U.N. cites Sri Lanka cluster bomb use
The United Nations said today that cluster bombs had hit the last functioning hospital in Sri Lanka’s northern war zone and that 52 civilians had been killed in the region in the previous 24 hours.
On Tuesday, the United States, European Union, Japan and Norway urged the Tamil Tiger rebels to consider surrendering to avoid more deaths.
It was the first time cluster bombs were known to have been used in the government’s push to defeat the rebels since the collapse of a cease-fire in 2006. The Tigers have been routed from all major towns and now control just a jungle area.
U.N. spokesman Gordon Weiss said the hospital was being hit by cluster munitions in recent days when it was also hit by artillery barrages. He said the hospital is now nearly empty and “we hold the gravest fears for the safety of our staff and their families.”
The call for the separatist Tigers to discuss a surrender came as the International Committee of the Red Cross said civilians were fleeing the hospital.
The ICRC says at least 12 people have been killed in the facility in Puthukkudiyiruppu, inside the 115 square miles of jungle in the island’s north where the guerrillas are cornered.
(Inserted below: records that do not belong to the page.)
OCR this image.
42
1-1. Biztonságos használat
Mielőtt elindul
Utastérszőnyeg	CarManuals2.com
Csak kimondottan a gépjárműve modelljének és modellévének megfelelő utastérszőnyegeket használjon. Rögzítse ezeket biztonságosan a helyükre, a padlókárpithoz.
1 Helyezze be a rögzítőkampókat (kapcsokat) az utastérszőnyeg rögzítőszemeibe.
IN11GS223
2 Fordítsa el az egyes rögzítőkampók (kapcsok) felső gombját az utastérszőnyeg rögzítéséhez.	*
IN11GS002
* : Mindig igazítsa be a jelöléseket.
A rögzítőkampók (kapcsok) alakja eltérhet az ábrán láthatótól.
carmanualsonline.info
“There remains probably only a short period of time before the [rebel group] loses control of all areas in the north,” the joint statement from the United States and other nations said.
“The [Tigers] and the government of Sri Lanka should recognize that further loss of life -- of civilians and combatants -- will serve no cause.”
Aid agencies say 250,000 people are trapped in Tiger-held areas; the government says the number is about half that. The military and rebels again traded blame for shelling that has killed civilians.
Information from the war zone is impossible to verify, since journalists and most aid groups have been barred from the area.
Sri Lanka’s military said Tuesday that it had captured the last remaining rebel airstrip.
The takeover of the seventh airstrip was a largely psychological blow. The Tigers are believed to have only a few light aircraft.